Technology Trends Statistician is your go-to tool for real-time insights into the ever-changing technology landscape, combining web scraping and data analysis to track and analyze the latest trends in development job descriptions.
- Scraping jobs from Djinni by several specialization categories (e.g. Python, Java, DevOps, etc.).
- Mongo client singleton.
- Ability to work with local and cloud MongoDB, as well as with regular CSV files.
- Using
Pydantic
models instead of standard items for better data validation. - Database templates to simplify connection to MongoDB.
- Two pipelines (Mongo and CSV).
- CSV pipeline that covers the entire ETL process.
- Data Wrangling. Clean up text and extract technology statistics.

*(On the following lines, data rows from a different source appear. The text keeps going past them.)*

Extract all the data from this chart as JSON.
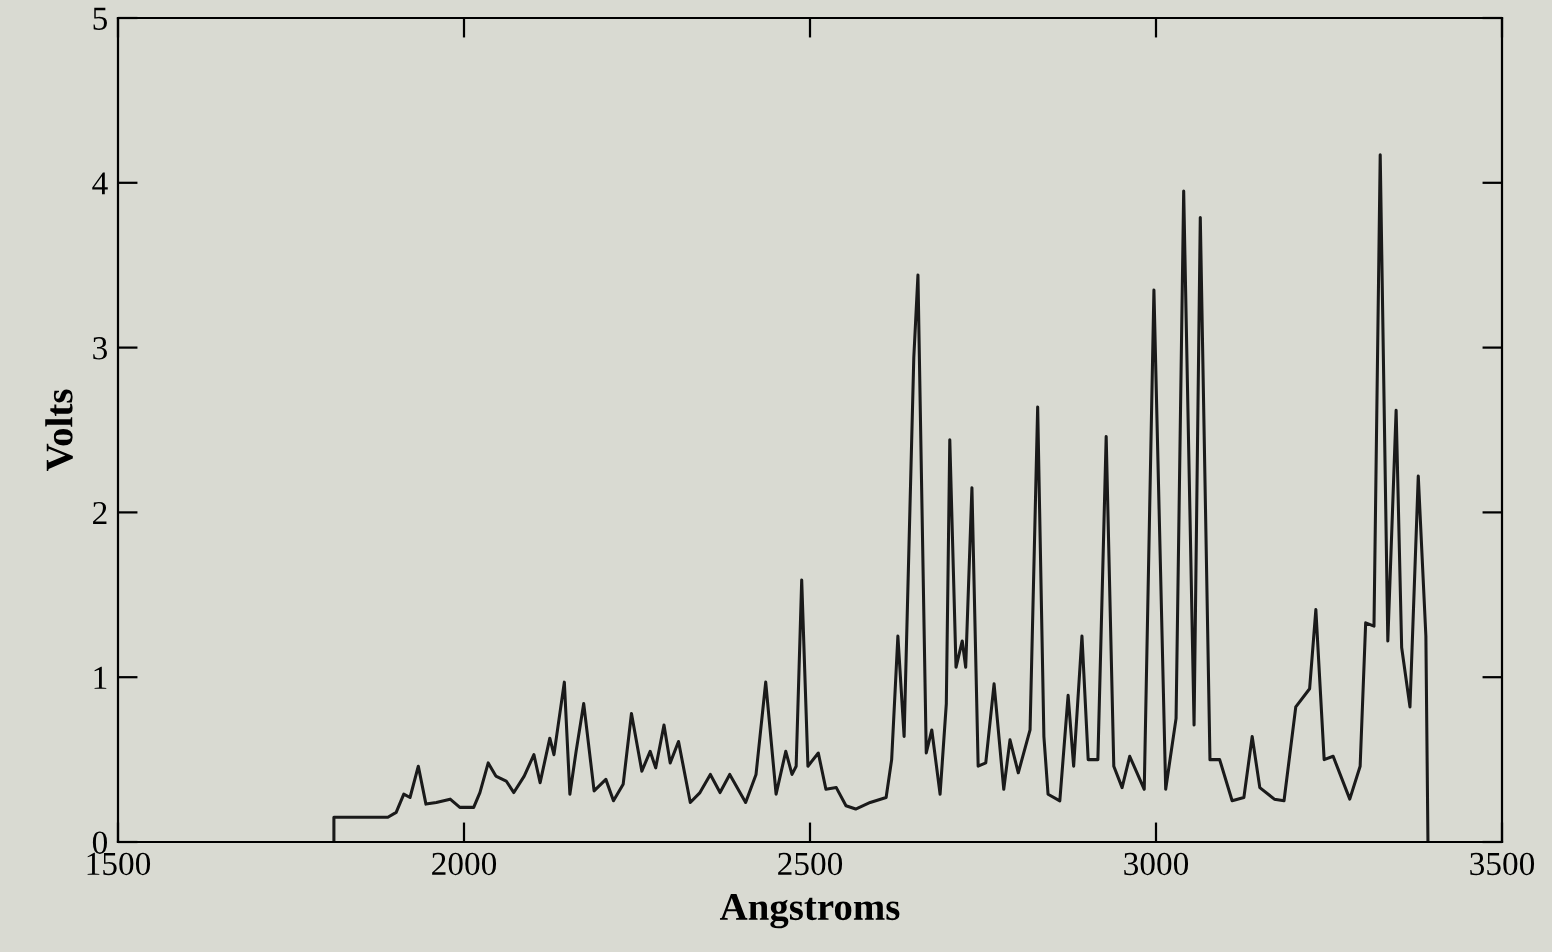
{
  "chart_data": {
    "type": "line",
    "xlabel": "Angstroms",
    "ylabel": "Volts",
    "xlim": [
      1500,
      3500
    ],
    "ylim": [
      0,
      5
    ],
    "xticks": [
      1500,
      2000,
      2500,
      3000,
      3500
    ],
    "yticks": [
      {
        "value": 0,
        "label": "0"
      },
      1,
      2,
      3,
      4,
      5
    ],
    "grid": false,
    "series": [
      {
        "color": "#1a1a1a",
        "x": [
          1812,
          1812,
          1890,
          1902,
          1913,
          1922,
          1934,
          1945,
          1960,
          1980,
          1994,
          2014,
          2023,
          2035,
          2046,
          2061,
          2072,
          2087,
          2101,
          2110,
          2124,
          2130,
          2145,
          2153,
          2162,
          2173,
          2188,
          2205,
          2216,
          2230,
          2242,
          2257,
          2269,
          2277,
          2289,
          2298,
          2310,
          2327,
          2341,
          2356,
          2370,
          2384,
          2407,
          2422,
          2436,
          2451,
          2465,
          2474,
          2480,
          2488,
          2497,
          2512,
          2523,
          2538,
          2552,
          2566,
          2587,
          2610,
          2618,
          2627,
          2636,
          2650,
          2656,
          2668,
          2676,
          2688,
          2697,
          2702,
          2711,
          2720,
          2725,
          2734,
          2743,
          2754,
          2766,
          2780,
          2789,
          2801,
          2818,
          2829,
          2838,
          2844,
          2861,
          2873,
          2881,
          2893,
          2902,
          2916,
          2928,
          2939,
          2951,
          2962,
          2983,
          2997,
          3014,
          3029,
          3040,
          3055,
          3064,
          3078,
          3092,
          3110,
          3127,
          3139,
          3150,
          3171,
          3185,
          3202,
          3222,
          3231,
          3243,
          3256,
          3280,
          3295,
          3303,
          3315,
          3324,
          3335,
          3347,
          3355,
          3367,
          3379,
          3390,
          3393
        ],
        "values": [
          0,
          0.15,
          0.15,
          0.18,
          0.29,
          0.27,
          0.46,
          0.23,
          0.24,
          0.26,
          0.21,
          0.21,
          0.3,
          0.48,
          0.4,
          0.37,
          0.3,
          0.4,
          0.53,
          0.36,
          0.63,
          0.53,
          0.97,
          0.29,
          0.55,
          0.84,
          0.31,
          0.38,
          0.25,
          0.35,
          0.78,
          0.43,
          0.55,
          0.45,
          0.71,
          0.48,
          0.61,
          0.24,
          0.3,
          0.41,
          0.3,
          0.41,
          0.24,
          0.41,
          0.97,
          0.29,
          0.55,
          0.41,
          0.46,
          1.59,
          0.46,
          0.54,
          0.32,
          0.33,
          0.22,
          0.2,
          0.24,
          0.27,
          0.5,
          1.25,
          0.64,
          2.94,
          3.44,
          0.54,
          0.68,
          0.29,
          0.84,
          2.44,
          1.06,
          1.22,
          1.06,
          2.15,
          0.46,
          0.48,
          0.96,
          0.32,
          0.62,
          0.42,
          0.68,
          2.64,
          0.64,
          0.29,
          0.25,
          0.89,
          0.46,
          1.25,
          0.5,
          0.5,
          2.46,
          0.46,
          0.33,
          0.52,
          0.32,
          3.35,
          0.32,
          0.75,
          3.95,
          0.71,
          3.79,
          0.5,
          0.5,
          0.25,
          0.27,
          0.64,
          0.33,
          0.26,
          0.25,
          0.82,
          0.93,
          1.41,
          0.5,
          0.52,
          0.26,
          0.46,
          1.33,
          1.31,
          4.17,
          1.22,
          2.62,
          1.18,
          0.82,
          2.22,
          1.25,
          0
        ]
      }
    ]
  }
}
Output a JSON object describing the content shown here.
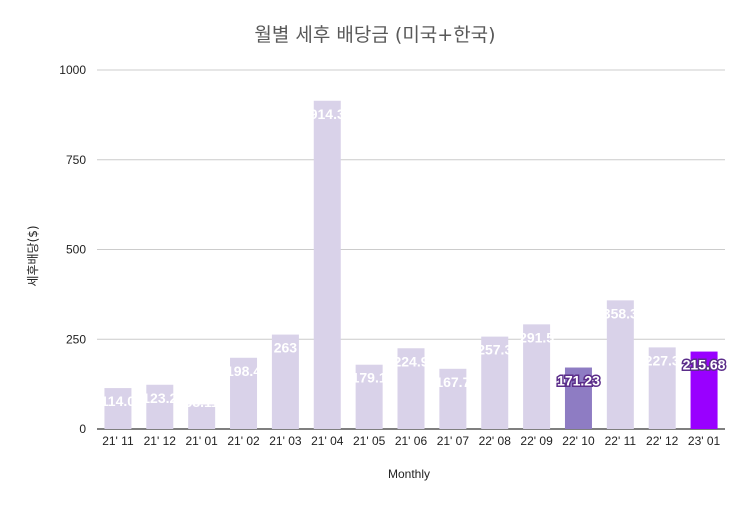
{
  "chart_data": {
    "type": "bar",
    "title": "월별 세후 배당금 (미국+한국)",
    "xlabel": "Monthly",
    "ylabel": "세후배당($)",
    "ylim": [
      0,
      1000
    ],
    "yticks": [
      0,
      250,
      500,
      750,
      1000
    ],
    "grid": true,
    "categories": [
      "21' 11",
      "21' 12",
      "21' 01",
      "21' 02",
      "21' 03",
      "21' 04",
      "21' 05",
      "21' 06",
      "21' 07",
      "22' 08",
      "22' 09",
      "22' 10",
      "22' 11",
      "22' 12",
      "23' 01"
    ],
    "values": [
      114.0,
      123.2,
      68.11,
      198.4,
      263,
      914.3,
      179.1,
      224.9,
      167.7,
      257.3,
      291.5,
      171.23,
      358.3,
      227.3,
      215.68
    ],
    "data_labels": [
      "114.0",
      "123.2",
      "68.11",
      "198.4",
      "263",
      "914.3",
      "179.1",
      "224.9",
      "167.7",
      "257.3",
      "291.5",
      "171.23",
      "358.3",
      "227.3",
      "215.68"
    ],
    "bar_colors": [
      "#d9d2e9",
      "#d9d2e9",
      "#d9d2e9",
      "#d9d2e9",
      "#d9d2e9",
      "#d9d2e9",
      "#d9d2e9",
      "#d9d2e9",
      "#d9d2e9",
      "#d9d2e9",
      "#d9d2e9",
      "#8e7cc3",
      "#d9d2e9",
      "#d9d2e9",
      "#9900ff"
    ]
  }
}
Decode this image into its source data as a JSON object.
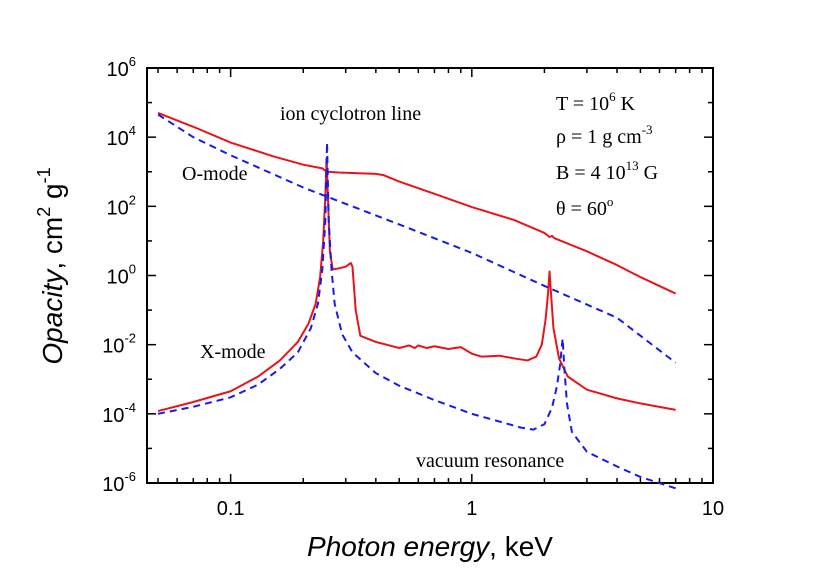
{
  "chart_data": {
    "type": "line",
    "x_scale": "log",
    "y_scale": "log",
    "xlim": [
      0.045,
      10
    ],
    "ylim": [
      1e-06,
      1000000.0
    ],
    "grid": false,
    "xlabel": {
      "italic": "Photon energy",
      "rest": ", keV"
    },
    "ylabel": {
      "italic": "Opacity",
      "rest": ",  cm",
      "sup1": "2",
      "mid": " g",
      "sup2": "-1"
    },
    "x_ticks": [
      {
        "value": 0.1,
        "label": "0.1"
      },
      {
        "value": 1,
        "label": "1"
      },
      {
        "value": 10,
        "label": "10"
      }
    ],
    "y_ticks": [
      {
        "value": 1e-06,
        "base": "10",
        "exp": "-6"
      },
      {
        "value": 0.0001,
        "base": "10",
        "exp": "-4"
      },
      {
        "value": 0.01,
        "base": "10",
        "exp": "-2"
      },
      {
        "value": 1,
        "base": "10",
        "exp": "0"
      },
      {
        "value": 100.0,
        "base": "10",
        "exp": "2"
      },
      {
        "value": 10000.0,
        "base": "10",
        "exp": "4"
      },
      {
        "value": 1000000.0,
        "base": "10",
        "exp": "6"
      }
    ],
    "series": [
      {
        "color": "#e8141b",
        "dash": "solid",
        "points": [
          [
            0.05,
            50000
          ],
          [
            0.07,
            20000
          ],
          [
            0.1,
            7000
          ],
          [
            0.15,
            2800
          ],
          [
            0.2,
            1600
          ],
          [
            0.24,
            1250
          ],
          [
            0.25,
            1000
          ],
          [
            0.28,
            950
          ],
          [
            0.35,
            900
          ],
          [
            0.4,
            870
          ],
          [
            0.43,
            800
          ],
          [
            0.5,
            520
          ],
          [
            0.7,
            230
          ],
          [
            1,
            95
          ],
          [
            1.5,
            40
          ],
          [
            2,
            17
          ],
          [
            2.1,
            13
          ],
          [
            2.15,
            14
          ],
          [
            2.2,
            12
          ],
          [
            3,
            5
          ],
          [
            4,
            2
          ],
          [
            5,
            0.9
          ],
          [
            7,
            0.3
          ]
        ]
      },
      {
        "color": "#e8141b",
        "dash": "solid",
        "points": [
          [
            0.05,
            0.00012
          ],
          [
            0.07,
            0.00022
          ],
          [
            0.1,
            0.00045
          ],
          [
            0.13,
            0.0012
          ],
          [
            0.16,
            0.0035
          ],
          [
            0.19,
            0.012
          ],
          [
            0.21,
            0.04
          ],
          [
            0.225,
            0.15
          ],
          [
            0.235,
            0.9
          ],
          [
            0.242,
            10
          ],
          [
            0.247,
            200
          ],
          [
            0.25,
            2500
          ],
          [
            0.253,
            200
          ],
          [
            0.258,
            5
          ],
          [
            0.265,
            1.5
          ],
          [
            0.28,
            1.6
          ],
          [
            0.3,
            1.8
          ],
          [
            0.315,
            2.3
          ],
          [
            0.32,
            1.8
          ],
          [
            0.33,
            0.1
          ],
          [
            0.345,
            0.018
          ],
          [
            0.4,
            0.012
          ],
          [
            0.5,
            0.008
          ],
          [
            0.55,
            0.0095
          ],
          [
            0.58,
            0.008
          ],
          [
            0.6,
            0.0095
          ],
          [
            0.65,
            0.008
          ],
          [
            0.7,
            0.009
          ],
          [
            0.8,
            0.0075
          ],
          [
            0.9,
            0.0085
          ],
          [
            1,
            0.0055
          ],
          [
            1.1,
            0.0045
          ],
          [
            1.3,
            0.0048
          ],
          [
            1.5,
            0.004
          ],
          [
            1.7,
            0.0035
          ],
          [
            1.85,
            0.0045
          ],
          [
            1.95,
            0.01
          ],
          [
            2.02,
            0.05
          ],
          [
            2.07,
            0.3
          ],
          [
            2.1,
            1.3
          ],
          [
            2.13,
            0.3
          ],
          [
            2.18,
            0.03
          ],
          [
            2.3,
            0.004
          ],
          [
            2.5,
            0.0012
          ],
          [
            3,
            0.0005
          ],
          [
            4,
            0.00028
          ],
          [
            5,
            0.0002
          ],
          [
            7,
            0.00013
          ]
        ]
      },
      {
        "color": "#1a1ae6",
        "dash": "dashed",
        "points": [
          [
            0.05,
            45000
          ],
          [
            0.07,
            10000
          ],
          [
            0.1,
            3000
          ],
          [
            0.2,
            350
          ],
          [
            0.5,
            30
          ],
          [
            1,
            4.5
          ],
          [
            2,
            0.5
          ],
          [
            4,
            0.06
          ],
          [
            7,
            0.003
          ]
        ]
      },
      {
        "color": "#1a1ae6",
        "dash": "dashed",
        "points": [
          [
            0.05,
            0.0001
          ],
          [
            0.07,
            0.00016
          ],
          [
            0.1,
            0.0003
          ],
          [
            0.13,
            0.0007
          ],
          [
            0.16,
            0.002
          ],
          [
            0.19,
            0.006
          ],
          [
            0.215,
            0.03
          ],
          [
            0.23,
            0.15
          ],
          [
            0.24,
            1.5
          ],
          [
            0.247,
            40
          ],
          [
            0.251,
            7000
          ],
          [
            0.255,
            40
          ],
          [
            0.262,
            1.5
          ],
          [
            0.27,
            0.15
          ],
          [
            0.29,
            0.02
          ],
          [
            0.32,
            0.006
          ],
          [
            0.4,
            0.0015
          ],
          [
            0.5,
            0.00065
          ],
          [
            0.7,
            0.00025
          ],
          [
            1,
            0.0001
          ],
          [
            1.3,
            6e-05
          ],
          [
            1.6,
            4e-05
          ],
          [
            1.8,
            3.5e-05
          ],
          [
            2,
            5e-05
          ],
          [
            2.15,
            0.00015
          ],
          [
            2.25,
            0.0006
          ],
          [
            2.32,
            0.0025
          ],
          [
            2.38,
            0.015
          ],
          [
            2.42,
            0.002
          ],
          [
            2.48,
            0.0002
          ],
          [
            2.6,
            3e-05
          ],
          [
            3,
            8e-06
          ],
          [
            4,
            3e-06
          ],
          [
            5,
            1.5e-06
          ],
          [
            7,
            7e-07
          ]
        ]
      }
    ],
    "annotations": {
      "ion_line": "ion cyclotron line",
      "omode": "O-mode",
      "xmode": "X-mode",
      "vacuum": "vacuum resonance",
      "T": {
        "pre": "T  = 10",
        "sup": "6",
        "post": " K"
      },
      "rho": {
        "pre": "ρ  = 1  g cm",
        "sup": "-3",
        "post": ""
      },
      "B": {
        "pre": "B  = 4 10",
        "sup": "13",
        "post": " G"
      },
      "theta": {
        "pre": "θ   = 60",
        "sup": "o",
        "post": ""
      }
    }
  }
}
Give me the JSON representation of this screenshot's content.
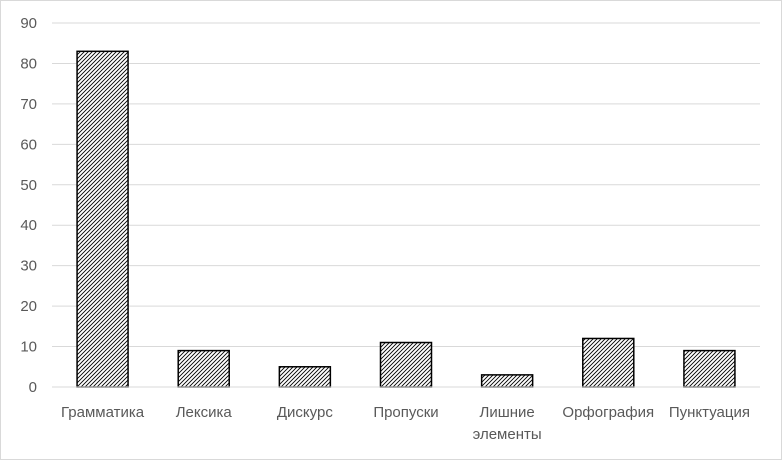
{
  "chart_data": {
    "type": "bar",
    "categories": [
      "Грамматика",
      "Лексика",
      "Дискурс",
      "Пропуски",
      "Лишние элементы",
      "Орфография",
      "Пунктуация"
    ],
    "category_lines": [
      [
        "Грамматика"
      ],
      [
        "Лексика"
      ],
      [
        "Дискурс"
      ],
      [
        "Пропуски"
      ],
      [
        "Лишние",
        "элементы"
      ],
      [
        "Орфография"
      ],
      [
        "Пунктуация"
      ]
    ],
    "values": [
      83,
      9,
      5,
      11,
      3,
      12,
      9
    ],
    "ylim": [
      0,
      90
    ],
    "yticks": [
      0,
      10,
      20,
      30,
      40,
      50,
      60,
      70,
      80,
      90
    ],
    "grid": true,
    "bar_fill": "hatched",
    "colors": {
      "bar_stroke": "#000000",
      "grid": "#d9d9d9",
      "text": "#595959"
    }
  }
}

NOTE: Python version >3.8 is required.
Clone the repository:
git clone https://github.com/AndriyKy/tech-trend-stat.git
cd tech-trend-stat
Create a virtual environment, install dependencies and set the PYTHONPATH
environment variable:
python -m venv .venv
source .venv/bin/activate
pip install -r requirements.txt
export PYTHONPATH="$(pwd):$(pwd)/techtrendanalysis:$(pwd)/techtrendanalysis"
Create a copy of the file .env.copy
-> .env
and set the appropriate variables (in the case of working with MongoDB).
If you decide to work with MongoDB, here is a tutorial on how to install it locally in a Docker container.
Here is also the instruction on how to create a cluster on the cloud.
Once the database has been successfully installed, you just need to run the following command to scrape the vacancies using the scrapy
spider along with the Mongo pipeline:
scrapy crawl djinni -a categories="Python"
You can substitute "Python" for any other category, or a stack of categories separated by a " | ". See available specializations (categories) on the Djinni website.
To extract statistics from job descriptions, run the wrangler
file, passing the desired category name.
If you can't install MongoDB, just run the crawler
script. It will scrape jobs in the category you passed and save them to the appropriate CSV file. After that, it will pull job descriptions from the generated file, extract the technology stack and write it to another CSV file.
To see the visualization of the extracted statistics, please, head over to the analysis
file and follow the instructions given there.